The findings from this subanalysis of patients with NSCLC demonstrate that the efficacy and safety of biosimilar filgrastim in real‐life practice are similar to the known efficacy and safety profile of reference filgrastim. This supports the use of filgrastim biosimilar in patients with NSCLC in a real‐world setting and extends the efficacy and safety from its clinical development programme. The large percentage of patients aged ≥65 years included in the study adds to the body of evidence on how to best treat older patients with NSCLC receiving myelosuppressive chemotherapy.

CONFLICT OF INTEREST

AK: Hexal AG (employment). MA: Amgen (honoraria, speakers bureau, expert testimony), Helsinn Healthcare (advisory role, speakers bureau, research funding), Hospira (advisory role, speakers bureau, research funding), Teva (advisory role, speakers bureau), Merck KGaA (advisory role), Merck (advisory role), Sandoz (advisory role, speakers bureau, research funding), Pierre Fabre Medicament (advisory role, speakers bureau, research funding), Vifor Pharma (advisory role, speakers bureau), Tesaro (advisory role, speakers bureau), Novartis (speakers bureau, research funding), Roche (speakers bureau), Johnson & Johnson (speakers bureau). NH: at the time of manuscript development Hexal AG (employment). PG: Sandoz (speakers bureau).

ACKNOWLEDGEMENTS

Editorial support was provided by Caroline McGown of Spirit Medical Communications Ltd., supported by Hexal AG/Sandoz International GmbH.

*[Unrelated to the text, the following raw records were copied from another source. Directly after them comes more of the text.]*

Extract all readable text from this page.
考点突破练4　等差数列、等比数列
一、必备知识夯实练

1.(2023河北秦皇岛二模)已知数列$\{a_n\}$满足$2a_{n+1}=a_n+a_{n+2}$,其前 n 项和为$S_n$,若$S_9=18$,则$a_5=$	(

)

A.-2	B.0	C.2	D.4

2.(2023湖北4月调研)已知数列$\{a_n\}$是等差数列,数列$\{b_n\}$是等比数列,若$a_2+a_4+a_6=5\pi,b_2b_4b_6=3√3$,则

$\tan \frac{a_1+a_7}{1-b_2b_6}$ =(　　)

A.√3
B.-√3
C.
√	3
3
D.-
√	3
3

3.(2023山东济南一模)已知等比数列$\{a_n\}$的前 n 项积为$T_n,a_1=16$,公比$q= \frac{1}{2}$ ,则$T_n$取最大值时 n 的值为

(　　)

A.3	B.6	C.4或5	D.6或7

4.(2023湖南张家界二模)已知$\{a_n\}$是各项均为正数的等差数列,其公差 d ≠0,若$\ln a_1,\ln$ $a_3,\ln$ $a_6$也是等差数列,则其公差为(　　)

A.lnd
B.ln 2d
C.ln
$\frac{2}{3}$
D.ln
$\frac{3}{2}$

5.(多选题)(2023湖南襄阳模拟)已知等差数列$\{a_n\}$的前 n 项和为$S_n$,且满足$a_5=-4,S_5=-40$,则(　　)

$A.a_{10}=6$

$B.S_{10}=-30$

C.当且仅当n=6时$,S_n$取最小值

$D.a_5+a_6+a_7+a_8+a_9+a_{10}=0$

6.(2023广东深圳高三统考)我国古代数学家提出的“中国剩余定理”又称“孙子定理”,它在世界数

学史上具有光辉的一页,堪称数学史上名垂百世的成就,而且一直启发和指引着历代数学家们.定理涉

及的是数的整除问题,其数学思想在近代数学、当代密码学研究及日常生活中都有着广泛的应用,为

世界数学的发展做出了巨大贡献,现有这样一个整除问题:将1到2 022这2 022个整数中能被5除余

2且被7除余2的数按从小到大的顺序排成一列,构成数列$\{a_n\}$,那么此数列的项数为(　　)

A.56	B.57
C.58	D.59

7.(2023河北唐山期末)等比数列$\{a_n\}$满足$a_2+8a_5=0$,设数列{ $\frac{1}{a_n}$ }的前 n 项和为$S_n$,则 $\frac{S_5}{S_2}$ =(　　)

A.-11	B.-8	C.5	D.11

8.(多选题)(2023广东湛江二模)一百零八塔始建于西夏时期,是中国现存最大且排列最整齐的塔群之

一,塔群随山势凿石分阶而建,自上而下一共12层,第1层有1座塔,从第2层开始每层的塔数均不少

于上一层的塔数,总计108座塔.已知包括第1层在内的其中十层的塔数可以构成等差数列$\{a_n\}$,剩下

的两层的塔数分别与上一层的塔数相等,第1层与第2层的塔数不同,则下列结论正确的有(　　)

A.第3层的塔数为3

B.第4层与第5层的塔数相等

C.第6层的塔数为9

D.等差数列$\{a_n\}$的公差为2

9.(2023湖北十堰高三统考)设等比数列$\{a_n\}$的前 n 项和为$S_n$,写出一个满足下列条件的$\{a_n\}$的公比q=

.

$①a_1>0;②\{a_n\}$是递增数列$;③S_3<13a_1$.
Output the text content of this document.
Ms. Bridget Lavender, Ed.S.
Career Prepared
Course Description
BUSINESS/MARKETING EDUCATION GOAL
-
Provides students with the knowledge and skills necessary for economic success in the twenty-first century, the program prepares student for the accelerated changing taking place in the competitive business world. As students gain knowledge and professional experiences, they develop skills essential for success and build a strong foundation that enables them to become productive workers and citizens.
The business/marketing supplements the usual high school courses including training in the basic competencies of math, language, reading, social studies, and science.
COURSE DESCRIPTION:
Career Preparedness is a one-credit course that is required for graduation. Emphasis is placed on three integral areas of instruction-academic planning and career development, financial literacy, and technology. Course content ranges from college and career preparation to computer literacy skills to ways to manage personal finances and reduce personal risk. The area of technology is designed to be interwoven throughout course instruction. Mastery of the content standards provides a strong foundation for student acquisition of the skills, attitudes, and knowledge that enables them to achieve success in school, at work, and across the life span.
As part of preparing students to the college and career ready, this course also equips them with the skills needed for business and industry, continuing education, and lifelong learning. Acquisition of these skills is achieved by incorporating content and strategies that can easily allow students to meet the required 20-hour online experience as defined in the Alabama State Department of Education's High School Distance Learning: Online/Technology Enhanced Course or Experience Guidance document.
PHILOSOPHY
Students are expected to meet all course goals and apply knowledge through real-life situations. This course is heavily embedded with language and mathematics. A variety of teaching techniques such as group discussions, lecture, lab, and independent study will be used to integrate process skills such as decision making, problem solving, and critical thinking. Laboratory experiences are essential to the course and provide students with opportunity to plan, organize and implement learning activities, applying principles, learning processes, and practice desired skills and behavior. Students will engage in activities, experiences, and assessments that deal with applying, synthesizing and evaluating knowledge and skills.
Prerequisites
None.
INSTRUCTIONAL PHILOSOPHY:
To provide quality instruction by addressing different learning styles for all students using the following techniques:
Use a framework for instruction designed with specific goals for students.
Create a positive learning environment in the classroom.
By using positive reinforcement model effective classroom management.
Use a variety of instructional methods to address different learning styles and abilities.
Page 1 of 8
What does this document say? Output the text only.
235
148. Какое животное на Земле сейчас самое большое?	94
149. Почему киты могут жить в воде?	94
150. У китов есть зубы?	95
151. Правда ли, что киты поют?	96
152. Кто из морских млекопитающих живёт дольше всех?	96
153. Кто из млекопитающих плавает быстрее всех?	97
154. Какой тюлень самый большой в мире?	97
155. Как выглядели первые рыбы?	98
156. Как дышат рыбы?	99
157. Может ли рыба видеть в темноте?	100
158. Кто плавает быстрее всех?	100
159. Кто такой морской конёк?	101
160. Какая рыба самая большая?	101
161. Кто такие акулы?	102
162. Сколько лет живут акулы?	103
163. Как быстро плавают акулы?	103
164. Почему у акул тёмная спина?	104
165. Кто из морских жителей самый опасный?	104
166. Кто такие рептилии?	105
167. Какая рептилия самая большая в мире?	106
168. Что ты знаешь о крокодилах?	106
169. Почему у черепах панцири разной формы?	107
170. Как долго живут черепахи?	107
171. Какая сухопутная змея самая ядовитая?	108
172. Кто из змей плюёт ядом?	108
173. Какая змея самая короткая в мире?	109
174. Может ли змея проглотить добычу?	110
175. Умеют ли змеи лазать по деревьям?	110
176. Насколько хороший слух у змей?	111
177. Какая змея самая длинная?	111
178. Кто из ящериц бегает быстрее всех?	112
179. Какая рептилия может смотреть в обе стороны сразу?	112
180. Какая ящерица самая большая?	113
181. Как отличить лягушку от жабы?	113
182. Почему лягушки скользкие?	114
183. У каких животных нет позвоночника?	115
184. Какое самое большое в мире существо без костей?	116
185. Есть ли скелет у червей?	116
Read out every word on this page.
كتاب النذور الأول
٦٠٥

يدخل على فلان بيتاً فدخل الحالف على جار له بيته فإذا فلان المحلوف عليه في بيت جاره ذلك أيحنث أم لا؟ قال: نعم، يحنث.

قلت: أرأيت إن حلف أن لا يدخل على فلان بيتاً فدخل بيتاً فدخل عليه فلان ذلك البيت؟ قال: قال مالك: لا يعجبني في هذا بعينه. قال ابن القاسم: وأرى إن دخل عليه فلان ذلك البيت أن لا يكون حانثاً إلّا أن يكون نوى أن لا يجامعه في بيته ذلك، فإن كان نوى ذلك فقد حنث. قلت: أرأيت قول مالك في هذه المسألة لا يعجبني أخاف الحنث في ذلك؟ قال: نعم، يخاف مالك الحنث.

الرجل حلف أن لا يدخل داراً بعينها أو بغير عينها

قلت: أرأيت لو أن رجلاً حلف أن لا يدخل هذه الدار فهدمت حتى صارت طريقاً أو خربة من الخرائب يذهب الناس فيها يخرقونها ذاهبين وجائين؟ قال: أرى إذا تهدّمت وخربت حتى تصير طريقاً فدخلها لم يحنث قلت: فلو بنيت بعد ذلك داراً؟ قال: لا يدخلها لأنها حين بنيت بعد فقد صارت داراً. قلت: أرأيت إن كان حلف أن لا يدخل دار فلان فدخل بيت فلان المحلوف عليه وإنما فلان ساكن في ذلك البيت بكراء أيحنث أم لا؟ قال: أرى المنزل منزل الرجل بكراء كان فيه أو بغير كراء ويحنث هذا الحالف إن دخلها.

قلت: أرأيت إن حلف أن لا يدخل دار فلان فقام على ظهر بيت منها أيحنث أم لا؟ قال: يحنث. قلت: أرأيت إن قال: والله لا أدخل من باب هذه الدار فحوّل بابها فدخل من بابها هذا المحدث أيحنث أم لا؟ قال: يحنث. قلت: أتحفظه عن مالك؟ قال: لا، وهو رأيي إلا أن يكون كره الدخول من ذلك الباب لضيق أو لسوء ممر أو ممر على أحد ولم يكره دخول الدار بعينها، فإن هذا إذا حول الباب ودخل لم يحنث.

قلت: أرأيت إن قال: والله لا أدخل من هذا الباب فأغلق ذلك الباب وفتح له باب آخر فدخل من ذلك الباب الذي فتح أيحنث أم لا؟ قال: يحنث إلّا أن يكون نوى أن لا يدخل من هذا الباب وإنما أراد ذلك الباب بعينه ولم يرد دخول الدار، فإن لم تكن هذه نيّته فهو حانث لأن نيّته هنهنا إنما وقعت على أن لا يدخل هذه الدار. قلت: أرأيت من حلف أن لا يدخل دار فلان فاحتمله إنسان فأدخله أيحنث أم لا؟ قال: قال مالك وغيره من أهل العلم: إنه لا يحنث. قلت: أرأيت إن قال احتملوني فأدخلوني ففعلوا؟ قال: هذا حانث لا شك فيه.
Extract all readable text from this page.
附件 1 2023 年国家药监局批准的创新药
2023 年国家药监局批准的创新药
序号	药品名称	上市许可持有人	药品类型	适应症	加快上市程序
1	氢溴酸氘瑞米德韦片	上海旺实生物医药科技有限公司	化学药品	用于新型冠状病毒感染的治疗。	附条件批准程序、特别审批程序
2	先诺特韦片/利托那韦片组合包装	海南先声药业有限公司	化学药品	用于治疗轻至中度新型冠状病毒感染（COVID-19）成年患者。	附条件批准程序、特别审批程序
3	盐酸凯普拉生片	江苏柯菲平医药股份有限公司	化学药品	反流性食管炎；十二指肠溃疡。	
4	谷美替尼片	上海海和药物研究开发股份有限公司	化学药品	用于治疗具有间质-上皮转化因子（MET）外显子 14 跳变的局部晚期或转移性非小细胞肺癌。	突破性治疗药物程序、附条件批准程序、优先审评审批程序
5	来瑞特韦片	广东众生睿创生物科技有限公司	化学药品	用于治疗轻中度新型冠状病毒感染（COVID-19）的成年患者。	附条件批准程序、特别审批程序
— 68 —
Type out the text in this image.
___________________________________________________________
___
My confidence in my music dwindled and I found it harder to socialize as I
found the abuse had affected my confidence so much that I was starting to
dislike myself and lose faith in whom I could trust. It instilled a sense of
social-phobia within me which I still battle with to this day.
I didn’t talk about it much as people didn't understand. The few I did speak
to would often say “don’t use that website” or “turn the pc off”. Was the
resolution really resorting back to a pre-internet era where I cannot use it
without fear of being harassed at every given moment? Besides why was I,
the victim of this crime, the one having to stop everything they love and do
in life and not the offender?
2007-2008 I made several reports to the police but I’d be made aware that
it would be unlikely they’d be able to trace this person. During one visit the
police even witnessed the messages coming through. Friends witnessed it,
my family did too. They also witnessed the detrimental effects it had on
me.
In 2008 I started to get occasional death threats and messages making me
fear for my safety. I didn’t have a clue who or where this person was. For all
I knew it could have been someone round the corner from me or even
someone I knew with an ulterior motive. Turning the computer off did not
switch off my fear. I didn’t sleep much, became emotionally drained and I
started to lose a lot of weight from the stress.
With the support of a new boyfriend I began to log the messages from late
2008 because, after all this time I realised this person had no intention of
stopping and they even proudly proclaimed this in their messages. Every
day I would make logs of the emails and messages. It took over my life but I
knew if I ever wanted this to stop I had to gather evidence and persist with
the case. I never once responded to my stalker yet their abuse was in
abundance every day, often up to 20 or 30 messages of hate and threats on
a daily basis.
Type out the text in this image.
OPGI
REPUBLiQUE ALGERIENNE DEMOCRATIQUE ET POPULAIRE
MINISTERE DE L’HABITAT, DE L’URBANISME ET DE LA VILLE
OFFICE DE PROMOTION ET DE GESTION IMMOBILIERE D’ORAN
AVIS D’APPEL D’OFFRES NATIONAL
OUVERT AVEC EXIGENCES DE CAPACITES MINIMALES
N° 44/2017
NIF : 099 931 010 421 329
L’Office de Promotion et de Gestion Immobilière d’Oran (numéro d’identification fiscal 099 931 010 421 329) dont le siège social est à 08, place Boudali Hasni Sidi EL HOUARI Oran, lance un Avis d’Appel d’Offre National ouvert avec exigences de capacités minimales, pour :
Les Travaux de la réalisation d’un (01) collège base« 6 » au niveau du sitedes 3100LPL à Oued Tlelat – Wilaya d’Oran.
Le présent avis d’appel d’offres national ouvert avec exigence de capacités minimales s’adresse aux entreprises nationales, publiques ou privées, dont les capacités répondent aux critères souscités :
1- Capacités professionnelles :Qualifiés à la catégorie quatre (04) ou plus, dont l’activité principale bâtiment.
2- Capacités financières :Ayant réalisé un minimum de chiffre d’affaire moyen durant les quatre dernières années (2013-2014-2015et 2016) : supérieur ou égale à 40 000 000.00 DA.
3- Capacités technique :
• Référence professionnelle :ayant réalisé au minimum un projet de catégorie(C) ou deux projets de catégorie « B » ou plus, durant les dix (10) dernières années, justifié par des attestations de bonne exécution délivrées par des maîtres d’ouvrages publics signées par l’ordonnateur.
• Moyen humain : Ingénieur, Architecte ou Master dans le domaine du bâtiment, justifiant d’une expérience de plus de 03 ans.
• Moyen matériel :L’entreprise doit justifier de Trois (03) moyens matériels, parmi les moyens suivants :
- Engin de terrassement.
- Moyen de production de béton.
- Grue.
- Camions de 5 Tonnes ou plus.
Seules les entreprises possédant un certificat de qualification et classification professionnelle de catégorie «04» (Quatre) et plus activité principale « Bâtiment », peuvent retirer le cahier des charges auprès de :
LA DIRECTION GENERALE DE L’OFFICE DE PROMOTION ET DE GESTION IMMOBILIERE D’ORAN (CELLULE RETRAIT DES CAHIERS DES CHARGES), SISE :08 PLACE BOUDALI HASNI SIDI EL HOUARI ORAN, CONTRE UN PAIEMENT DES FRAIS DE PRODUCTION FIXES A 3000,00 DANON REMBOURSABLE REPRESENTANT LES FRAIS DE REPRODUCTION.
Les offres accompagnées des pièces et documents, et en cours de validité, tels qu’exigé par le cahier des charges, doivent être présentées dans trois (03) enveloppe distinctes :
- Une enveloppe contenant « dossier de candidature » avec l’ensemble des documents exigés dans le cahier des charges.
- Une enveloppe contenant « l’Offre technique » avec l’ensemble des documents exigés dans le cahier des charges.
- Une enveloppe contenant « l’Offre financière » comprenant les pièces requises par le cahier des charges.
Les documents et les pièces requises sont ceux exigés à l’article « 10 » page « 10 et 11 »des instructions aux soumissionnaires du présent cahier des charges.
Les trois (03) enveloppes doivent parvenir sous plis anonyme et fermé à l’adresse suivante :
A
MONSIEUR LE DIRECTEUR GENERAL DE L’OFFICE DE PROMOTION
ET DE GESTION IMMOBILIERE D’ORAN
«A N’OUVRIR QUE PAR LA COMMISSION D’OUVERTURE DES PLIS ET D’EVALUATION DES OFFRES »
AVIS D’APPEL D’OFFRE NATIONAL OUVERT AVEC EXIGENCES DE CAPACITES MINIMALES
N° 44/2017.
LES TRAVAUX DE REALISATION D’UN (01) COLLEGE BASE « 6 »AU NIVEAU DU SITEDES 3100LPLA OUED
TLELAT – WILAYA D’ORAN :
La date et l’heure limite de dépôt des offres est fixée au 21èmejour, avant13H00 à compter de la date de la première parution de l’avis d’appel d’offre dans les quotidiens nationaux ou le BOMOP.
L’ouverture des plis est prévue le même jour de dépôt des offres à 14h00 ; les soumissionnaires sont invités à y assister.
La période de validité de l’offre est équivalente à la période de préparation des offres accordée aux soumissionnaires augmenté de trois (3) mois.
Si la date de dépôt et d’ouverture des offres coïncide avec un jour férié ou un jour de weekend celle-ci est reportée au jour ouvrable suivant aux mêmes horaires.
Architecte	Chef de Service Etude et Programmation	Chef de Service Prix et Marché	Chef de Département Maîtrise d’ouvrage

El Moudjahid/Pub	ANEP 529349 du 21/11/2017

Aapro M, Krendyukov A, Höbel N, Gascon P. Treatment patterns and outcomes in patients with non‐small cell lung cancer receiving biosimilar filgrastim for prophylaxis of chemotherapy‐induced/febrile neutropaenia: Results from the MONITOR‐GCSF study. Eur J Cancer Care. 2019;28:e13034. 10.1111/ecc.13034

Funding information

This work was supported by Hexal AG. Sponsor participated in the development of the protocol, implementation of the study, discussion of the results, and review of the manuscript for scientific content.